女優黒木瞳(54)が映画監督に初挑戦することが22日、分かった。作家桂望実氏の小説「嫌な女」を映画化する。原作にほれ込み、映画化を実現するため、自らメガホンをとることを決意した。女優の監督挑戦は国内外でも例が少なく、大胆なチャレンジとして注目される。現在撮影に向けて準備中で来年公開予定。

 助監督などのメーンスタッフは、「失楽園」などかつての主演映画で現場を共にした旧知の面々がそろい、新人監督を支える態勢が整った。現在も撮影に向けたロケ地探しや美術、衣装、音楽などの打ち合わせを重ねている。「自分の想像以上の演技や表情を見て驚きたいから」と、自分は監督に専念し、出演は見合わせた。主な出演者は後日、正式発表する。

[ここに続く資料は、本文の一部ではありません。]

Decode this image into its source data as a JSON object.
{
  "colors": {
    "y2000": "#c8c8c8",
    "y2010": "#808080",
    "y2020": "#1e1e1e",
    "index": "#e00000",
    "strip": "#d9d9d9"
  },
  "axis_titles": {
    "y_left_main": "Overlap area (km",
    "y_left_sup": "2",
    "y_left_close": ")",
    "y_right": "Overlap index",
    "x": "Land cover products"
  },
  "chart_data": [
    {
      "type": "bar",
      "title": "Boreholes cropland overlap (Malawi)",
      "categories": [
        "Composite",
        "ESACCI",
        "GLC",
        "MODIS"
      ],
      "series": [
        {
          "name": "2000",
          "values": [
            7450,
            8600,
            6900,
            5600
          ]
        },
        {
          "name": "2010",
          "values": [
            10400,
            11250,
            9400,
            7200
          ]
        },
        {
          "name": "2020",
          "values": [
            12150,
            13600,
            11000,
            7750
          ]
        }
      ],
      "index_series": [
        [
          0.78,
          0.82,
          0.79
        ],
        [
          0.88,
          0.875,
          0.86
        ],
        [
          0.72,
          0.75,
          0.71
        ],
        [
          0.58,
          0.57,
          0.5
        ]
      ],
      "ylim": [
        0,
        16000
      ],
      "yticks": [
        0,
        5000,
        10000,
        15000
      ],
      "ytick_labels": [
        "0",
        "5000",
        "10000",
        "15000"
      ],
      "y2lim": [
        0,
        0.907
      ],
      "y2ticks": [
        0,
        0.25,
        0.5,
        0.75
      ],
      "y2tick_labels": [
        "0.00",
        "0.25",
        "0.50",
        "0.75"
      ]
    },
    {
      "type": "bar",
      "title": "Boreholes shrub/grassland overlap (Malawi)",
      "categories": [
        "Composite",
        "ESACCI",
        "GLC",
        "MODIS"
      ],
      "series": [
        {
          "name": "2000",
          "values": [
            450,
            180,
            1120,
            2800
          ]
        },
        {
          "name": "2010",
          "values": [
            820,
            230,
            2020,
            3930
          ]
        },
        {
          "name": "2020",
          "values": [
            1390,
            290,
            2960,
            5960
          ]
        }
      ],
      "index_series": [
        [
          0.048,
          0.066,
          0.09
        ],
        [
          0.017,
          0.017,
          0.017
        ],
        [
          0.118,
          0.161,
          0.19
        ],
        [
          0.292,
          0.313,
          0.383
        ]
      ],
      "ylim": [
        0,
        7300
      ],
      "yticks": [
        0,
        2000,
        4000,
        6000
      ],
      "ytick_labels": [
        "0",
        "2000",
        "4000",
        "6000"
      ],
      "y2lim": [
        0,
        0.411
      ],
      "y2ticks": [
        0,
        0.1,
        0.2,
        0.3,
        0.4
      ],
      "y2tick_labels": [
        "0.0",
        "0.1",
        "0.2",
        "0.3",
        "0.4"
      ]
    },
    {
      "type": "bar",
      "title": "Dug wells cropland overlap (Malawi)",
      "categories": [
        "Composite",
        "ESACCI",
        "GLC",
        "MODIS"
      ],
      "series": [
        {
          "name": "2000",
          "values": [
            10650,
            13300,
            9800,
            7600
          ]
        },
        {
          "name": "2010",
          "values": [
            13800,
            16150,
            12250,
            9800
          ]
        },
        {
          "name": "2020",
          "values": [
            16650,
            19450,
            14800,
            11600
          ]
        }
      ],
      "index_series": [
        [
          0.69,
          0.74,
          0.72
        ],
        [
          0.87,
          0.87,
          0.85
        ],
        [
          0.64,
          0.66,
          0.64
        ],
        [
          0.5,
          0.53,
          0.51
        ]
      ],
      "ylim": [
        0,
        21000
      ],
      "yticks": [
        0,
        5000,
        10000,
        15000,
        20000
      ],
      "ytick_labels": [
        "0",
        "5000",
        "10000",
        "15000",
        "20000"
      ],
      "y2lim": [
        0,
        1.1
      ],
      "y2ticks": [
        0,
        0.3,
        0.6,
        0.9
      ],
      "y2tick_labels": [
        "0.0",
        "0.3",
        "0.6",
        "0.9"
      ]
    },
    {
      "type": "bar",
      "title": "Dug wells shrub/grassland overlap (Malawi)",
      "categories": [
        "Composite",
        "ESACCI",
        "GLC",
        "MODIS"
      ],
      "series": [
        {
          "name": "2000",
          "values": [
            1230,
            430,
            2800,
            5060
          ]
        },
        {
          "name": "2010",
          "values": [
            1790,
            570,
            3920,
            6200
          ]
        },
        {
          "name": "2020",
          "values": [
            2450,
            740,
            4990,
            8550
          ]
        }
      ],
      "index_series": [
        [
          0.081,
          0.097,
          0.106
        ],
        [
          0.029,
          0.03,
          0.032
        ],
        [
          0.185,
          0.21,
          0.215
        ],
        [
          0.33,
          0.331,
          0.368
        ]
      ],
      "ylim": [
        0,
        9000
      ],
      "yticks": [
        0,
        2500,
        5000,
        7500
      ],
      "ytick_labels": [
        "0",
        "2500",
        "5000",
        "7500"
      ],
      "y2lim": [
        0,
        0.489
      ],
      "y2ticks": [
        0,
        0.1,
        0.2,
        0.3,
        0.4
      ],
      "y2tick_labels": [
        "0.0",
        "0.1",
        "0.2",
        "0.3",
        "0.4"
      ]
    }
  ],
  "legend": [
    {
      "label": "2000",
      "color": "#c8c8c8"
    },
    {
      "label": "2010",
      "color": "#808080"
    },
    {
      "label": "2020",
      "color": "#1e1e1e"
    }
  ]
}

 ◆映画監督に挑戦した日本人女優は少ない。小津安二郎監督や溝口健二監督ら大物に起用された田中絹代さん(享年67)が成瀬巳喜男監督の指導を受け、53年に「恋文」を初監督。その後「流転の王妃」「女ばかりの夜」などを監督した。最近では06年に桃井かおり(64)が自分の小説を映画化した「無花果の花」で監督に初挑戦。ハリウッドではジョディ・フォスターが91年「リトルマン・テイト」で監督デビュー。その後「それでも、愛してる」などの映画やテレビシリーズも演出。アンジェリーナ・ジョリーは11年「最愛の大地」で監督に初挑戦した。